COME QUESTO SIA POSSIBILE LO SPIEGA Paolo F. Bragaglia, direttore artistico del Festival di musica elettronica Acusmatiq (Ancona il 28, 29 e 30 luglio), musicista e tra fondatori del Museo marchigiano del synth che il 29 (sabato) ospiterà in apertura al concerto dei Clock DVA , l’esclusiva esecuzione di Mother Earth’s Plantasia dell’ensemble Esecutori di Metallo su Carta. Per Bragaglia «la dimensione fisica tangibile e quasi naturale dei suoni elettronici si rivela soltanto quando si supera la profonda divisione culturale che c’è tra musica elettronica e musica acustica.
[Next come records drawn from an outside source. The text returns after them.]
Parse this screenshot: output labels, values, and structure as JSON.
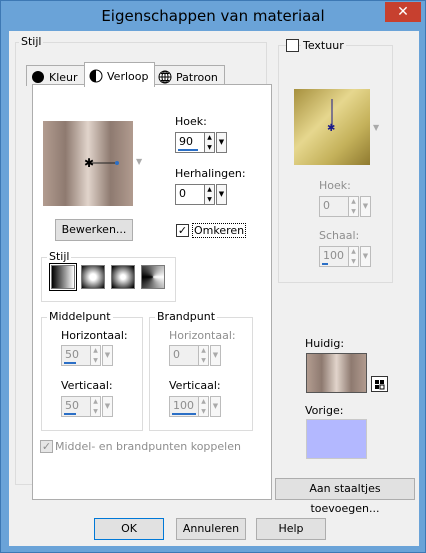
{
  "window": {
    "title": "Eigenschappen van materiaal",
    "close_glyph": "✕"
  },
  "style_group": {
    "label": "Stijl"
  },
  "tabs": [
    {
      "label": "Kleur",
      "icon": "filled-circle-icon"
    },
    {
      "label": "Verloop",
      "icon": "half-circle-icon"
    },
    {
      "label": "Patroon",
      "icon": "globe-pattern-icon"
    }
  ],
  "gradient": {
    "angle_label": "Hoek:",
    "angle_value": "90",
    "repeats_label": "Herhalingen:",
    "repeats_value": "0",
    "edit_label": "Bewerken...",
    "invert_label": "Omkeren",
    "invert_checked": true,
    "style_label": "Stijl"
  },
  "center_point": {
    "label": "Middelpunt",
    "horizontal_label": "Horizontaal:",
    "horizontal_value": "50",
    "vertical_label": "Verticaal:",
    "vertical_value": "50"
  },
  "focal_point": {
    "label": "Brandpunt",
    "horizontal_label": "Horizontaal:",
    "horizontal_value": "0",
    "vertical_label": "Verticaal:",
    "vertical_value": "100"
  },
  "link_points": {
    "label": "Middel- en brandpunten koppelen",
    "checked": true
  },
  "texture": {
    "label": "Textuur",
    "checked": false,
    "angle_label": "Hoek:",
    "angle_value": "0",
    "scale_label": "Schaal:",
    "scale_value": "100"
  },
  "current": {
    "label": "Huidig:"
  },
  "previous": {
    "label": "Vorige:"
  },
  "add_swatches_label": "Aan staaltjes toevoegen...",
  "buttons": {
    "ok": "OK",
    "cancel": "Annuleren",
    "help": "Help"
  },
  "colors": {
    "title_bar": "#6aa3d8",
    "previous_swatch": "#b3b8ff",
    "texture_gold": "#c9b768"
  }
}
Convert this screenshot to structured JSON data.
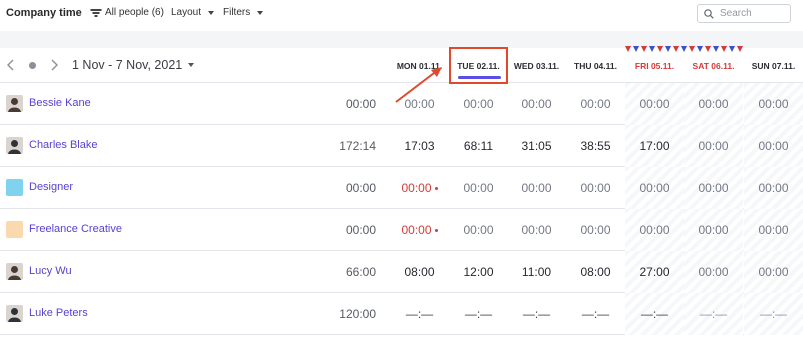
{
  "toolbar": {
    "title": "Company time",
    "people_filter": "All people (6)",
    "layout": "Layout",
    "filters": "Filters",
    "search_placeholder": "Search"
  },
  "header": {
    "date_range": "1 Nov - 7 Nov, 2021",
    "days": [
      {
        "label": "MON 01.11.",
        "holiday": false
      },
      {
        "label": "TUE 02.11.",
        "holiday": false,
        "selected": true
      },
      {
        "label": "WED 03.11.",
        "holiday": false
      },
      {
        "label": "THU 04.11.",
        "holiday": false
      },
      {
        "label": "FRI 05.11.",
        "holiday": true
      },
      {
        "label": "SAT 06.11.",
        "holiday": true
      },
      {
        "label": "SUN 07.11.",
        "holiday": false
      }
    ]
  },
  "rows": [
    {
      "name": "Bessie Kane",
      "total": "00:00",
      "cells": [
        "00:00",
        "00:00",
        "00:00",
        "00:00",
        "00:00",
        "00:00",
        "00:00"
      ],
      "avatar": "photo"
    },
    {
      "name": "Charles Blake",
      "total": "172:14",
      "cells": [
        "17:03",
        "68:11",
        "31:05",
        "38:55",
        "17:00",
        "00:00",
        "00:00"
      ],
      "avatar": "photo"
    },
    {
      "name": "Designer",
      "total": "00:00",
      "cells": [
        "00:00",
        "00:00",
        "00:00",
        "00:00",
        "00:00",
        "00:00",
        "00:00"
      ],
      "avatar": "color",
      "avatar_color": "#7fd3ee"
    },
    {
      "name": "Freelance Creative",
      "total": "00:00",
      "cells": [
        "00:00",
        "00:00",
        "00:00",
        "00:00",
        "00:00",
        "00:00",
        "00:00"
      ],
      "avatar": "color",
      "avatar_color": "#fbd9ae"
    },
    {
      "name": "Lucy Wu",
      "total": "66:00",
      "cells": [
        "08:00",
        "12:00",
        "11:00",
        "08:00",
        "27:00",
        "00:00",
        "00:00"
      ],
      "avatar": "photo"
    },
    {
      "name": "Luke Peters",
      "total": "120:00",
      "cells": [
        "—:—",
        "—:—",
        "—:—",
        "—:—",
        "—:—",
        "—:—",
        "—:—"
      ],
      "avatar": "photo"
    }
  ],
  "colors": {
    "accent": "#5b4ee8",
    "name_link": "#5b3fd0",
    "holiday": "#d43b3b",
    "annotation": "#e0492d"
  }
}
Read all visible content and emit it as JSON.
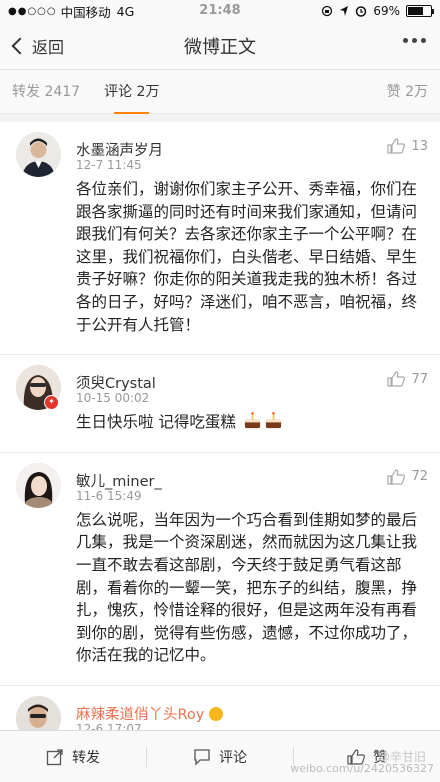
{
  "status_bar": {
    "signal": "●●○○○",
    "carrier": "中国移动",
    "network": "4G",
    "time": "21:48",
    "battery": "69%",
    "battery_level": 0.69
  },
  "nav": {
    "back_label": "返回",
    "title": "微博正文"
  },
  "tabs": {
    "repost": "转发 2417",
    "comment": "评论 2万",
    "like": "赞 2万"
  },
  "comments": [
    {
      "user": "水墨涵声岁月",
      "time": "12-7 11:45",
      "likes": "13",
      "text": "各位亲们，谢谢你们家主子公开、秀幸福，你们在跟各家撕逼的同时还有时间来我们家通知，但请问跟我们有何关？去各家还你家主子一个公平啊？在这里，我们祝福你们，白头偕老、早日结婚、早生贵子好嘛？你走你的阳关道我走我的独木桥！各过各的日子，好吗？泽迷们，咱不恶言，咱祝福，终于公开有人托管！"
    },
    {
      "user": "须臾Crystal",
      "time": "10-15 00:02",
      "likes": "77",
      "text": "生日快乐啦 记得吃蛋糕"
    },
    {
      "user": "敏儿_miner_",
      "time": "11-6 15:49",
      "likes": "72",
      "text": "怎么说呢，当年因为一个巧合看到佳期如梦的最后几集，我是一个资深剧迷，然而就因为这几集让我一直不敢去看这部剧，今天终于鼓足勇气看这部剧，看着你的一颦一笑，把东子的纠结，腹黑，挣扎，愧疚，怜惜诠释的很好，但是这两年没有再看到你的剧，觉得有些伤感，遗憾，不过你成功了，你活在我的记忆中。"
    },
    {
      "user": "麻辣柔道俏丫头Roy",
      "time": "12-6 17:07",
      "likes": "",
      "text": ""
    }
  ],
  "bottom_bar": {
    "repost_label": "转发",
    "comment_label": "评论",
    "like_label": "赞"
  },
  "watermark": {
    "name": "@辛甘旧",
    "url": "weibo.com/u/2420536327"
  },
  "colors": {
    "accent": "#ff8200",
    "username_orange": "#eb7350"
  },
  "icons": [
    "thumb-up-icon",
    "repost-icon",
    "comment-icon",
    "cake-icon",
    "verified-badge-icon"
  ]
}
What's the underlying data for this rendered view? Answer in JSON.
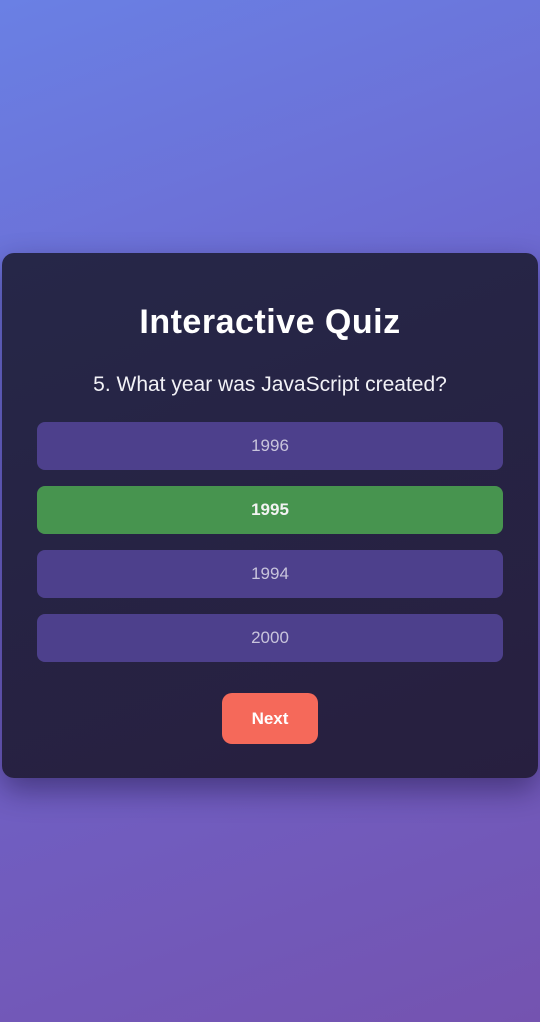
{
  "quiz": {
    "title": "Interactive Quiz",
    "question": "5. What year was JavaScript created?",
    "options": [
      {
        "label": "1996",
        "state": "default"
      },
      {
        "label": "1995",
        "state": "correct"
      },
      {
        "label": "1994",
        "state": "default"
      },
      {
        "label": "2000",
        "state": "default"
      }
    ],
    "next_label": "Next"
  },
  "colors": {
    "background_start": "#6a80e4",
    "background_end": "#7453b0",
    "card": "#262748",
    "option_default": "#4d408c",
    "option_correct": "#47944f",
    "next_button": "#f5695a"
  }
}
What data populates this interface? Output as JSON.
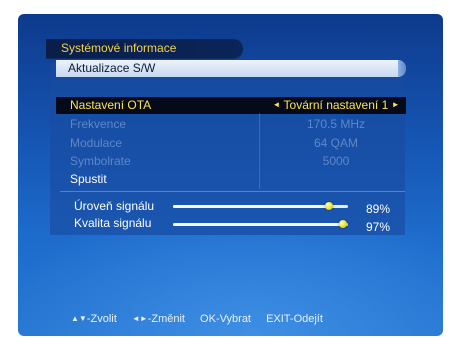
{
  "header": {
    "section_title": "Systémové informace"
  },
  "panel": {
    "title": "Aktualizace S/W"
  },
  "rows": [
    {
      "label": "Nastavení OTA",
      "value": "Tovární nastavení 1"
    },
    {
      "label": "Frekvence",
      "value": "170.5 MHz"
    },
    {
      "label": "Modulace",
      "value": "64 QAM"
    },
    {
      "label": "Symbolrate",
      "value": "5000"
    },
    {
      "label": "Spustit"
    }
  ],
  "signal": {
    "strength_label": "Úroveň signálu",
    "strength_value": "89%",
    "strength_level": 0.89,
    "quality_label": "Kvalita signálu",
    "quality_value": "97%",
    "quality_level": 0.97
  },
  "footer": {
    "select_glyph": "▲▼",
    "select_label": "-Zvolit",
    "change_glyph": "◄►",
    "change_label": "-Změnit",
    "ok_label": "OK-Vybrat",
    "exit_label": "EXIT-Odejít"
  },
  "colors": {
    "background_top": "#0d3a8c",
    "background_bottom": "#2777d2",
    "highlight_text": "#ffe24a",
    "disabled_text": "#5f87c7"
  }
}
È vero che le corde che risuonano sono budelli e la tromba è fiato trasformato, ma non dimentichiamo che siamo anche noi fatti di elettroni e di elettricità, quella che fa muovere il nostro corpo fa viaggiare i nostri pensieri ci fa sintonizzare in qualche modo a una parte più recondita e più immateriale dell’universo ma non per questo meno vero. Per cui se si abbandona questa divisione tra musica elettronica e musica acustica a volte un certo tipo di suoni elettronici può rivelarsi in tutta la sua affascinante aderenza al mondo fisico e naturale».

«PLANTASIA», SCRITTA PER ESSERE eseguita su sintetizzatori Moog, sarà suonata dall’ensemble fondato da Enrico Gabrielli e Sebastiano de Gennaro, su macchine dell’azienda Crumar progettati da Bob Moog in persona, su Spirit, nello specifico. Il quarantennale di questo sintetizzatore raro e misterioso (ma in linea perfettamente con la cifra new age del contesto in cui è nata l’opera) è preso a pretesto dagli organizzatori del festival per creare un doppio corto circuito tra Italia e America.

IL LEGAME TRA PIANTE E MUSICA elettronica ed elettronica tout court è significativo anche quando il mondo vegetale non è beneficiario dei suoni ma artefice dei medesimi. C’è musica per le piante e musica delle piante. Lo dimostrano gli studi del suddetto Mancuso che ha raccontato più volte come le piante siano esseri senzienti che comunicano, privi di cervello ma non di intelligenza. L’emissione di segnali elettrici da parte delle piante è indagata da diversi decenni; oggi esiste anche un dispositivo con app, la Plants Plays, che rende possibile ascoltare la musica generata da piante e alberi, trasformando le variazioni elettriche delle piante in note musicali inviate da bluetooth a smartphone.

«QUELLO DI GASRON È UN EPISODIO artistico curioso che si è inserito nel solco di una sensibilità nata negli anni Settanta, cerca tra il mondo umano e quello vegetale una relazione che non sia solo quella che possiamo avere col nostro contorno di insalata – il commento di Bragaglia – ricerca che culmina oggi con gli studi di neurobiologia di Mancuso e in passato ha toccato anche l’immaginario popolare italiano ad esempio con lo sceneggiato Rai del 1975 La traccia verde, regia di Silvio Mastranzi, dove una pianta è senziente al punto di essere testimone, raccapricciata, di un omicidio».